The great debate: Is the agency model broken?

And what about the client model?

NEW YORK: The agency and client models are broken because of two "seismic" changes over the years: the procurement takeover and media and social explosion, said Michael Farmer, chairman and CEO of Farmer & Company.

Farmer, who spoke at the PRWeek Conference on Wednesday in New York, explained that procurement has caused fees to decline, so agencies have to do more for clients with fewer staffers.

The author of Madison Avenue Manslaughter added that media and social media are infinite, so "no one or everybody is an expert," which makes it more difficult for agency partners to prove their expertise to clients.

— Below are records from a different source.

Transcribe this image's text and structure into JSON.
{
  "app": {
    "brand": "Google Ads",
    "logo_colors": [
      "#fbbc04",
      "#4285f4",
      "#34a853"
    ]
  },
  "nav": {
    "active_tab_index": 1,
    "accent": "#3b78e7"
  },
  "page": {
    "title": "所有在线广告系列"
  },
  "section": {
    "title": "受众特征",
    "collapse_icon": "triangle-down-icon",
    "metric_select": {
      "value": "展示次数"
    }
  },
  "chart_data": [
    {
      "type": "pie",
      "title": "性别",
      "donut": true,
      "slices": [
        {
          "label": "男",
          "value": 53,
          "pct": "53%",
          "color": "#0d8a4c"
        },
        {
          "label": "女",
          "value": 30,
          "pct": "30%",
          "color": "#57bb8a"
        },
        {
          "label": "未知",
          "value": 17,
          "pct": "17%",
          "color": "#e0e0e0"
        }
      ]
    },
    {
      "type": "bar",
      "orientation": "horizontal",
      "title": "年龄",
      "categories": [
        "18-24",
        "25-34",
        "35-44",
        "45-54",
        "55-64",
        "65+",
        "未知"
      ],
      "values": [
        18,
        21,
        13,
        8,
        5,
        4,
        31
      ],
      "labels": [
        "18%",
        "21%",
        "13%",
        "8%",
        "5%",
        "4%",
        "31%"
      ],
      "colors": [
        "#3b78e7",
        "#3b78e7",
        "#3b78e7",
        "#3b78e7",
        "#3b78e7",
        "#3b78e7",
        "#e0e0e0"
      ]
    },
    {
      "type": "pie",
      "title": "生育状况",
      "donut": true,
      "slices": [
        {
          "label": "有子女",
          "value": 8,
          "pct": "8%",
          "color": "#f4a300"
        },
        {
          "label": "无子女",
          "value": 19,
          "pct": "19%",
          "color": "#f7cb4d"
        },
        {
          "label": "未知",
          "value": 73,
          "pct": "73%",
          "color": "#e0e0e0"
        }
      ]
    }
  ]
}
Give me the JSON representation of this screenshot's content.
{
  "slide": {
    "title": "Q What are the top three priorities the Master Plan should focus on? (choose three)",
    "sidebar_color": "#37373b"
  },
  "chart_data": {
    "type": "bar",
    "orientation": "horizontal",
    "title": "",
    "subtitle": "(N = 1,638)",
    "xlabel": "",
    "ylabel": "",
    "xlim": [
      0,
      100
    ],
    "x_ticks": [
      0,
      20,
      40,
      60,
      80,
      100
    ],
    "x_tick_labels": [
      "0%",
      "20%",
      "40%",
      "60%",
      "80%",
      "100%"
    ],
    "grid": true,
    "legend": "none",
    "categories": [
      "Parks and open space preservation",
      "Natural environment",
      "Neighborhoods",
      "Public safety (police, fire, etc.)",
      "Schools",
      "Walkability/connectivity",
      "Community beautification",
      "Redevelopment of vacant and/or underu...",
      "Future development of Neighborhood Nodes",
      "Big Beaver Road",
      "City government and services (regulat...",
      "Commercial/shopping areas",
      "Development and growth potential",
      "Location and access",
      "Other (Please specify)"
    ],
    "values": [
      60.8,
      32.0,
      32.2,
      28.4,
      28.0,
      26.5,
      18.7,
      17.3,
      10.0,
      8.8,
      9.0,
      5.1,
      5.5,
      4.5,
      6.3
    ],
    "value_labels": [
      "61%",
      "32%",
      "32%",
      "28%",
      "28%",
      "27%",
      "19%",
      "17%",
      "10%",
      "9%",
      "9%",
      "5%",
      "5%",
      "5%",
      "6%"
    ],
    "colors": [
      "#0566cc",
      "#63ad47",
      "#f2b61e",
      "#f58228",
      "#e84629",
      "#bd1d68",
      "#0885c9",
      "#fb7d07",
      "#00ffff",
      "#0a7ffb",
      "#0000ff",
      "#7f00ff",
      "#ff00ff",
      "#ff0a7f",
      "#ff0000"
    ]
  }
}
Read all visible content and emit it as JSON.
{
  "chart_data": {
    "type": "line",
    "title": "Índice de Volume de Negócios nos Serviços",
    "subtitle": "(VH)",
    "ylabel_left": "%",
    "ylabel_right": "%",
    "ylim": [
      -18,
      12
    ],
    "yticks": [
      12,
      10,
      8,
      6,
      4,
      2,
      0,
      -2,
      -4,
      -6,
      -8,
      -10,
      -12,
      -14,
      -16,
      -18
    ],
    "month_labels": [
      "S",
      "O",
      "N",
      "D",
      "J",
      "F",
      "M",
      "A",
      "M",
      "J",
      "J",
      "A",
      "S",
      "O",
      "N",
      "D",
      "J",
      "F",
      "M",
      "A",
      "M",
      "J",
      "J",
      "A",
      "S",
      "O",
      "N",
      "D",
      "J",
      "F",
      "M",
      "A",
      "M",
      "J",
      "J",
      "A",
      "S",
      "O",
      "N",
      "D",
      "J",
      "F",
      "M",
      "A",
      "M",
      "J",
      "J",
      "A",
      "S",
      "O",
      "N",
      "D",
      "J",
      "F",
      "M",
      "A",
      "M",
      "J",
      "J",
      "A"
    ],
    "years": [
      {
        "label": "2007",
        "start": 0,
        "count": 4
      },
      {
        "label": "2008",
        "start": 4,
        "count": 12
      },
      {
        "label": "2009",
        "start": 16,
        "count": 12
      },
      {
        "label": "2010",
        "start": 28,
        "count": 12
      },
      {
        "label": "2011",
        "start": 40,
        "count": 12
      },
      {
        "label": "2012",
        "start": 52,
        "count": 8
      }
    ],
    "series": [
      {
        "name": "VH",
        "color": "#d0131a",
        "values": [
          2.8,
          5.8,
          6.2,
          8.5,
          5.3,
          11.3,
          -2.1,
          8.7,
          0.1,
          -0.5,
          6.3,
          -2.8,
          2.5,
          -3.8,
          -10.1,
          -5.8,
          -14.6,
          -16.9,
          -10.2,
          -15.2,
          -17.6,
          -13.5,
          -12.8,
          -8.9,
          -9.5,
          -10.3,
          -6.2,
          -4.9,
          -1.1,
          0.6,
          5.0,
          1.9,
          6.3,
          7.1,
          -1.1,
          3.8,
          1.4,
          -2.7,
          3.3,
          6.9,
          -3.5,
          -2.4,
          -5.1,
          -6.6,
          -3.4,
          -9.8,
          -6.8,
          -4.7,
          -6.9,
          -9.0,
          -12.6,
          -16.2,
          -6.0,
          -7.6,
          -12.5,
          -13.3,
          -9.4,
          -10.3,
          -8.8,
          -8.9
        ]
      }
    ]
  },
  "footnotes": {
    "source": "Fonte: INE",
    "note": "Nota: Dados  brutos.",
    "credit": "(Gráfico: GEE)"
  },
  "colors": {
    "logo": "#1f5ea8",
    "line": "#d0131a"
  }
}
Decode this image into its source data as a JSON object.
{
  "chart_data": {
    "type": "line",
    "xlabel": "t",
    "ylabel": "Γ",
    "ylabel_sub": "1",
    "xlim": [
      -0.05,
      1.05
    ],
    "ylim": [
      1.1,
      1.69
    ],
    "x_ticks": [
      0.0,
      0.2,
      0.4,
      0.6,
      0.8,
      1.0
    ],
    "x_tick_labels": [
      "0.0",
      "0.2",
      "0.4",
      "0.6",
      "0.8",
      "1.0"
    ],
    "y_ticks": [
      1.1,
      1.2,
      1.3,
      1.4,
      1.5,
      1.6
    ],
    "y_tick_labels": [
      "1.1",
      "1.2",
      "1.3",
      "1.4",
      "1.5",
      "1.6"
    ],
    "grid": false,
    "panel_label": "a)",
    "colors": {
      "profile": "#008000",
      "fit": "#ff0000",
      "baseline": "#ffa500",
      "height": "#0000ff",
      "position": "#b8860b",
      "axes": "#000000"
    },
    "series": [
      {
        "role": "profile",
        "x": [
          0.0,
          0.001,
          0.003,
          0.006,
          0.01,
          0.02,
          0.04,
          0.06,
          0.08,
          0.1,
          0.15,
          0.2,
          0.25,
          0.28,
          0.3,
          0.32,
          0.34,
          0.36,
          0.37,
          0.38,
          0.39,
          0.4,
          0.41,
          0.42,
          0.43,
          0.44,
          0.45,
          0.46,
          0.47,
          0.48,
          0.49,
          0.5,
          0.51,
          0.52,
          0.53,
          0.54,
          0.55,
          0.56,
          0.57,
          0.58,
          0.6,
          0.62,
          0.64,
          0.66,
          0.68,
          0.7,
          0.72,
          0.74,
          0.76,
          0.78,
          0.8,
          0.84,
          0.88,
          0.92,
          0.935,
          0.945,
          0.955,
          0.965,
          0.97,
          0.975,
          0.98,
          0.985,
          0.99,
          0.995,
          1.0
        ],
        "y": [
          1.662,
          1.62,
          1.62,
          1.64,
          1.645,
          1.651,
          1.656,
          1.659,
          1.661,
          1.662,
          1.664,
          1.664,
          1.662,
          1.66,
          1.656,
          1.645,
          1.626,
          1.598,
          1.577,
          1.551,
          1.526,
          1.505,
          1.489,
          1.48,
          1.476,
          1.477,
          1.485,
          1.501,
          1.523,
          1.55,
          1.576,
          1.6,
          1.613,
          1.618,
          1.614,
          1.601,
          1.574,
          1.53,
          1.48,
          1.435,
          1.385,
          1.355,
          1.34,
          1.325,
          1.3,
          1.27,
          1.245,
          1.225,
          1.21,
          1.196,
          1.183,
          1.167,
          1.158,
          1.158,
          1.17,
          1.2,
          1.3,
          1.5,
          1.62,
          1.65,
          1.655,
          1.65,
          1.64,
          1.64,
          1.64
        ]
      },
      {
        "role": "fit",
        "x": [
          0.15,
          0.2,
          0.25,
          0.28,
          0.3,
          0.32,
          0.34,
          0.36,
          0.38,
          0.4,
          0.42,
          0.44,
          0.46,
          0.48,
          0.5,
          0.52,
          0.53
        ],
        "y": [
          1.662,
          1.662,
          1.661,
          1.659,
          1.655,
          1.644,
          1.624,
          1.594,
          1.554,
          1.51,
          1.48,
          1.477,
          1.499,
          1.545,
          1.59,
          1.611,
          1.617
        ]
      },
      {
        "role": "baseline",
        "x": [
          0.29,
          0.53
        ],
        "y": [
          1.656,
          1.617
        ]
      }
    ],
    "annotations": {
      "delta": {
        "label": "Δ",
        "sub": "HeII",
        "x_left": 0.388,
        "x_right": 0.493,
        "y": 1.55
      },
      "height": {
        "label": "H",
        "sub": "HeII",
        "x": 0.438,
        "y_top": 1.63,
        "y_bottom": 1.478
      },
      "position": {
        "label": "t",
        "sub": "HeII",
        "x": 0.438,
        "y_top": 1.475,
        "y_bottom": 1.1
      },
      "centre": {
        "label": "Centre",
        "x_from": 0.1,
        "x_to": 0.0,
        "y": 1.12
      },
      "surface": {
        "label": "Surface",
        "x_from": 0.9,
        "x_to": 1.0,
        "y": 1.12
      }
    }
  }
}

One of the biggest challenges when it comes to communications and corporate marketing is "defending your spend," explained Patrick Van de Wille, CCO of InterDigital.

He said talking about measurement can seem like a "self-justifying" tool when discussing tweets or impressions with people who look after ROI and other solid metrics. The PR side of the business can rarely make the argument to the finance team to expand what they’re doing, added Van de Wille.

However, Andy Pray, founder of Praytell, said he doesn’t think the agency model is broken, but it does have "hundreds of fractures."

"As an industry, we have to work together to do more," he said, particularly when it comes to talent.

He said the PR industry has to break down silos between sectors such as social, PR, and paid to have a more integrated model, and PR pros have to be trained in everything.

Van de Wille said the PR industry used to be a "catch-all for misfits," with industry execs having backgrounds in different businesses, but something has been lost along the way. Many young PR pros today have degrees in communications rather than areas such as business, journalism, or film, he said.

Pray said his agency recently hired an executive from PepsiCo who understands business and brand-speak, which has been very valuable for the firm.

On the brand side, Farmer said the client model is broken, too, with many companies hiring dozens of agencies with the result being only a small percentage of their voices being heard.

Despite all of the challenges, Pray said now is the best time to be in PR because the industry can own content. He said that firms have to find a "balance of strategy and scrappiness," rather than just offering cheaper options than advertising counterparts.

In a separate panel during the PRWeek Conference, Richard Edelman, CEO and president of Edelman, talked about how PR agencies have to aspire to do more than measuring content. He said they have to go up against advertising, digital, and media buying agencies in order to evolve in the modern communications mix.

"PR has been the tail of the dog," said Edelman, adding that the comms industry has to flip the thinking that ad agencies steer strategy.

Matthew McCarthy, senior director of Unilever’s Axe and men’s grooming brands, said Unilever does integration with various media, such as Degree’s partnership with Fox’s So You Think You Can Dance.

"We’re in the business of creating meaning for people, each other, and consumers," he said. "We’re all marketers."

He said the brand was able to gather a lot of data about what content resonated with fans and what didn’t throughout the season. However, McCarthy said, it’s a "misnomer that data is the answer" because it depends how a brand uses the data to determine its strategy.

Consumer engagement and data company Knotch looks at both the emotional impact and brand love or perception from a piece a content and the shares or time on pages, said Knotch cofounder and CEO Anda Gansca.

"Participation and emotional feedback" are key, she said.